Saturday, August 31, 2013

Cardboard Cutouts

One of the earliest complaints I can recall reading about any literature was the characters were shallow. This was particularly prevalent in genre fiction. I generally read for plot and didn't mind much if the the guys and the girls wearing white hats were all alike and I didn't mind if the fella twisting his waxed handlebar mustache wasn't much different from the last guy wearing black. Provided the chrome was kept polished on the spaceships.

Or when there was a body in the library the puzzle of how it got there kept yielding satisfying surprises.

When I got a little older I started to notice and realized this was a Bad Thing. And when I started writing I figured this was a thing to avoid. How does the writer make a character out of cardboard? We don't run into cardboard characters in real life.

Take a couple Air Force officers that I know. She isn't all spit and polish when I see her camping. Or her husband who she outranks who flew a fighter-bomber. He's a lot more of a dairy farmer in him than warrior. In fact, if you didn't know he was retired Air Force you might just think him another Ag prof at Moo U.

Cardboard characters do one thing. The detectives detect; the cowboys cowboy; the pirates pirate.

The people you know in life do more than one thing. It's human nature. And we remind ourselves, "All work and no play make Jack a dull boy."

Take a look at your work in progress. Have your characters had a chance to get out and let their hair down? You should give them hobbies, families, and distractions.

Sure you've got this robot like guy in a scary black robe who sounds like James Earl Jones. He must have had a family and a childhood. OK, bad example. It's a bad example because none of that oh-so-elaborate backstory that Lucas built into Darth Vader shows up in the character's words or deeds. Except at the end. Luke is being killed by the Emperor to create a Dark Moment. Then something unexpected has to happen to save the day. Maybe Han Solo can come out of nowhere in the Millennium Falcon? No. Did that already. OK. We'll have Darth Vader act like a real father for the first time in the entire series. Dude, even when you're being a dad you're working!

It's contrived and lame because it serves the needs of the story.

A story has needs as it progresses through its arc. Along the way it raises problems for the characters and raises questions in the reader's mind of how to solve them. Put your characters to work solving those problems. But all work and no play make Jack a dull boy.

Like I said, s/he can have a hobby. Or a family. Or a distracting neighbor. This makes the character of an archetype and more like someone you'd meet in real life. Your characters should be just like the folks you'll meet in the next campsite. Or know from PTA. Except they're in your story.

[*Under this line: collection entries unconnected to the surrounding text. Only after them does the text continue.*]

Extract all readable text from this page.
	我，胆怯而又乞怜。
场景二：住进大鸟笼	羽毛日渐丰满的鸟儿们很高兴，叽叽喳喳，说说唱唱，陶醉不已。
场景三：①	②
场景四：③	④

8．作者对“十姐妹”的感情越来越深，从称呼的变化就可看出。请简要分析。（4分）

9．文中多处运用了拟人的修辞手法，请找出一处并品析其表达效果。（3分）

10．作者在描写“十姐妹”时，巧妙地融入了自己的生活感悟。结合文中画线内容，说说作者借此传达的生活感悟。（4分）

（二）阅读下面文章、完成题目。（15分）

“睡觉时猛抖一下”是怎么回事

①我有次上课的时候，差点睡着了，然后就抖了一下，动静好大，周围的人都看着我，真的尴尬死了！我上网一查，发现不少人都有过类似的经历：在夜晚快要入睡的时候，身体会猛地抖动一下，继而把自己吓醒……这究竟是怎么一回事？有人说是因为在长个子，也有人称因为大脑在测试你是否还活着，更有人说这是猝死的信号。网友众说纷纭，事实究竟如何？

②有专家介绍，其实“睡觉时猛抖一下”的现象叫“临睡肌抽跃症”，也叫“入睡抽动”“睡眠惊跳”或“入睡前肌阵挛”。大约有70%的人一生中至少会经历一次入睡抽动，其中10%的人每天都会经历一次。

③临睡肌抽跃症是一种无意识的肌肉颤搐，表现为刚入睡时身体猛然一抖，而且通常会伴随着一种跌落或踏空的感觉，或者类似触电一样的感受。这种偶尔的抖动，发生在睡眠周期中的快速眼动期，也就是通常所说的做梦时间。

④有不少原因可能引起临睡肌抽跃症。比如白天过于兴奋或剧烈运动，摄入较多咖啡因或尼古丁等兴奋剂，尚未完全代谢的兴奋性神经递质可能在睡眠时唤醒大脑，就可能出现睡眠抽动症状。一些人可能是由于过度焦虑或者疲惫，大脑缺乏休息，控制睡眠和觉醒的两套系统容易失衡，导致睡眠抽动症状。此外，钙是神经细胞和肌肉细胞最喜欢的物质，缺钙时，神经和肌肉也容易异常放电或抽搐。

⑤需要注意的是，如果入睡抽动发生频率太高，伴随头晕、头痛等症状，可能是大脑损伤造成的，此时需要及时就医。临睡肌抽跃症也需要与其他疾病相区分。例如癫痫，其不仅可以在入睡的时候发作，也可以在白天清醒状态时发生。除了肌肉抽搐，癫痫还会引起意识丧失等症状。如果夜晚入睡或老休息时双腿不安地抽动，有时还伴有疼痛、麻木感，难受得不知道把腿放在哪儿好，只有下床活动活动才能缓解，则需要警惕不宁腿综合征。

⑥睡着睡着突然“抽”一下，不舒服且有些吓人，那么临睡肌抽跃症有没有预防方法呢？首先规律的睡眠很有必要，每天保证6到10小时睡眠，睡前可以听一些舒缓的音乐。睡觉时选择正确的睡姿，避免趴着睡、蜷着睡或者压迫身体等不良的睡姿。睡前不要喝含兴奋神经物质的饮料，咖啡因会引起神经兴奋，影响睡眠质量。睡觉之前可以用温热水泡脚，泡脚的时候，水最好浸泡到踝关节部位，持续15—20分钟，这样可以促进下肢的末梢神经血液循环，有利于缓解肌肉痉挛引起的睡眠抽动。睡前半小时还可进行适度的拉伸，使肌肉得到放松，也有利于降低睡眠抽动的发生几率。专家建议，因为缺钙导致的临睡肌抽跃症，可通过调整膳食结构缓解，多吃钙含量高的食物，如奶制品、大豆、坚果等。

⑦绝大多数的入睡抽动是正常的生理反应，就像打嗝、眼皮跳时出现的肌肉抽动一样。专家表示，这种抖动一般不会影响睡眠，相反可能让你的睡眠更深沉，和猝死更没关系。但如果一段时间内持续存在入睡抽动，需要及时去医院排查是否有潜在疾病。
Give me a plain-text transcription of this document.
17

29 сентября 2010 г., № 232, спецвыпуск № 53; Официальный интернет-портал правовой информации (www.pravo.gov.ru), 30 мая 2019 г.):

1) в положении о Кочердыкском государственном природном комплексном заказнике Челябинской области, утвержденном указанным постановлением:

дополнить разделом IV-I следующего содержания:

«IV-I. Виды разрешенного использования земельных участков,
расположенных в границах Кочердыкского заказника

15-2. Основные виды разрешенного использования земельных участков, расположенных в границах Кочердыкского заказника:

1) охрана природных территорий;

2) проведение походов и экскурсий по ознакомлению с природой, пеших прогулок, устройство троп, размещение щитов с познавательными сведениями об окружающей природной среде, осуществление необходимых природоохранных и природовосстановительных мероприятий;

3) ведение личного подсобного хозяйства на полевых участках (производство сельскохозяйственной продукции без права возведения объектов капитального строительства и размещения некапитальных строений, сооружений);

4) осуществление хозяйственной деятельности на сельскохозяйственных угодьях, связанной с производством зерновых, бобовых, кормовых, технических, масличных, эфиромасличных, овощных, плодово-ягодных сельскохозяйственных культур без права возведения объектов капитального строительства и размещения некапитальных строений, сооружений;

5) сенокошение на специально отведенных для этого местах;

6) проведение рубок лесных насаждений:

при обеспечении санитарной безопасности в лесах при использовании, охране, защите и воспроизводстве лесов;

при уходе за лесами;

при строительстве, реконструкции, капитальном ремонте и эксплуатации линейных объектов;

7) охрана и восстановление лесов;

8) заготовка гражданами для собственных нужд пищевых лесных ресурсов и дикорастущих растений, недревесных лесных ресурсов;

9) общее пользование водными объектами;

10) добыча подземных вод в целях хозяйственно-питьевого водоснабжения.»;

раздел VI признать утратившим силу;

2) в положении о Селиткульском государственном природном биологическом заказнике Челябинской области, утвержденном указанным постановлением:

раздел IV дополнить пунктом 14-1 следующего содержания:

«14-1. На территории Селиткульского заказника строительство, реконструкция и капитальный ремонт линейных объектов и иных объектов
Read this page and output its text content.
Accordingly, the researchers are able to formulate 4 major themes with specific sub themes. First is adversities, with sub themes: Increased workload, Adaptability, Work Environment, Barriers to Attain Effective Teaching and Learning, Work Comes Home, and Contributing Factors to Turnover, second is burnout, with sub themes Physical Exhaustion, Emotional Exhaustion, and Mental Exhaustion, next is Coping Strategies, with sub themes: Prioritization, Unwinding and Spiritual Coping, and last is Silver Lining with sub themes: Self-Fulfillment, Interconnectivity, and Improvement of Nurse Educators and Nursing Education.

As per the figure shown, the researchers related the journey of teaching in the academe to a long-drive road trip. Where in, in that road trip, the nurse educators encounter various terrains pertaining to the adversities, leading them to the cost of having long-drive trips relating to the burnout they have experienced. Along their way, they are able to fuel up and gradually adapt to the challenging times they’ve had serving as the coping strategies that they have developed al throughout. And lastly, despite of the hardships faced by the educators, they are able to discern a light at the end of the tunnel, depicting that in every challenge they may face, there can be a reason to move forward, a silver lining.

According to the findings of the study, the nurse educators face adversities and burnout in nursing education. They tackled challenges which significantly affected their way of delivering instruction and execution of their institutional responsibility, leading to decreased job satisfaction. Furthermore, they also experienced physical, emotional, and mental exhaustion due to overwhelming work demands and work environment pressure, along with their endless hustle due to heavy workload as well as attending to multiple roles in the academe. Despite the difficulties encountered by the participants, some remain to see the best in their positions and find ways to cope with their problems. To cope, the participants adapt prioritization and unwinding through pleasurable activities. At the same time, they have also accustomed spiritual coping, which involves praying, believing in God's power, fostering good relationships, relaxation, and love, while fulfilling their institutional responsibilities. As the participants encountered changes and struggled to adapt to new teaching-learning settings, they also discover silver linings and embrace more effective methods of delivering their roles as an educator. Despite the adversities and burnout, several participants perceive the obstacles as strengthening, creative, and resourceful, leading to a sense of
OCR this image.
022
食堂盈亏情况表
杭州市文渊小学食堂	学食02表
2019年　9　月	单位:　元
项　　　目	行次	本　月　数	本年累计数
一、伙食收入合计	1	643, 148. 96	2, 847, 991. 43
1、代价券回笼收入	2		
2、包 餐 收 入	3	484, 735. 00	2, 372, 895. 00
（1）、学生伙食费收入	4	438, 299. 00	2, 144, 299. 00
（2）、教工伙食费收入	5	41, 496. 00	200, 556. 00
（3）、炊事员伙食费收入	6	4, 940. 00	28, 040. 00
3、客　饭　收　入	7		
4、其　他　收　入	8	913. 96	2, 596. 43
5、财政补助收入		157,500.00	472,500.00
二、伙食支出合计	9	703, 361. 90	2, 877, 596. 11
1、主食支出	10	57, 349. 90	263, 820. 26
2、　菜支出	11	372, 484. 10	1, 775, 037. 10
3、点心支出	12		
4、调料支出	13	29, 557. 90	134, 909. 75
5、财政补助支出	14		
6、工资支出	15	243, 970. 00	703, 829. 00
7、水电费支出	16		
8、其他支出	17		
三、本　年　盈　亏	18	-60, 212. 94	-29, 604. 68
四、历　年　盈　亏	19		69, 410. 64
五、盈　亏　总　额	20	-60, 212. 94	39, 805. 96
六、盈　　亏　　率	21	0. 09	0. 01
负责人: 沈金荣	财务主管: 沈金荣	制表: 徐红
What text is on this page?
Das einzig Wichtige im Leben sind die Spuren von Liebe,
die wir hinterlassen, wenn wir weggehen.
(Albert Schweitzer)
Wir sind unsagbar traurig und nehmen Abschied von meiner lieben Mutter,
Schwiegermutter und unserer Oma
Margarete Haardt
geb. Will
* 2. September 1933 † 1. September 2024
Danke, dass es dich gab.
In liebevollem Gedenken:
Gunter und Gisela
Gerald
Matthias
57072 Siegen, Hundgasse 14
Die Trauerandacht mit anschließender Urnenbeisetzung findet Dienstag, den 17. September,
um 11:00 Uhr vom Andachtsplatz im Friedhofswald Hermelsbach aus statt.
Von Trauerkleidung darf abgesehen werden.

You need to give your characters a break. They need to take off time from advancing your plot to deal with a kid who's home sick from school. Or catch up with their macrame. Just put them in a situation where perhaps they WANT to be advancing the plot, but cannot. These breaks in the action are the most scaffold-like prose you can write that you can put into the narrative.

Scaffolding should hardly ever make its way into a your writing. No, you shouldn't write a prequel--or three--just to establish a black-clad robot guy's backstory.

I'm not suggesting you bloat your work with a bunch of irrelevant rabbit trails you send all your characters on. You have to be a bit intentional here. The plot has needs, and so has the reader's perception of the characters. If I've convinced you to give your characters a break, you should think about why they're taking this break in the middle of your plot.

Perhaps it is to establish a key attribute of the character's nature. Maybe she's fastidious, or maybe he's kind to animals. These are excellent little fillips to add without bloating your work. These are easy fixes you can add after an editor tells you that a character is in some way lacking a desired attribute.

Another reason for your character to take a break is to insinuate some trivial detail that you're going to use to unlock the Big Problem at the work's climax. Let's say your detective has to drop off her kid at a friend's house for a sleepover. Your detective may be trapped in a boring conversation with the friend's mother. As her attention wanders she notices barbed wire mounted on a display. The dad collects the stuff. Perhaps the solution requires the detective know something about barbed wire. Now we know who she's gonna call.

The trick is in making it not seem contrived. If the ONLY thing your detective does that is not detecting is that barbed wire scene, then your reader will think, "we'll see that again," and she'll be right! Your detective will have to do more than one kid task. And your detective will have to notice more than one oddity. Perhaps in those instances, she'll have a cell phone in hand and be advancing the plot.

The more seamlessly you can mix plot-advancing and character-deepening the better. Life does not come to us neat, but is a cocktail of diversity. We work, we play, and we have extraneous obligations all mixed up. If you make it that way for all your characters, nobody will complain that they're made of cardboard.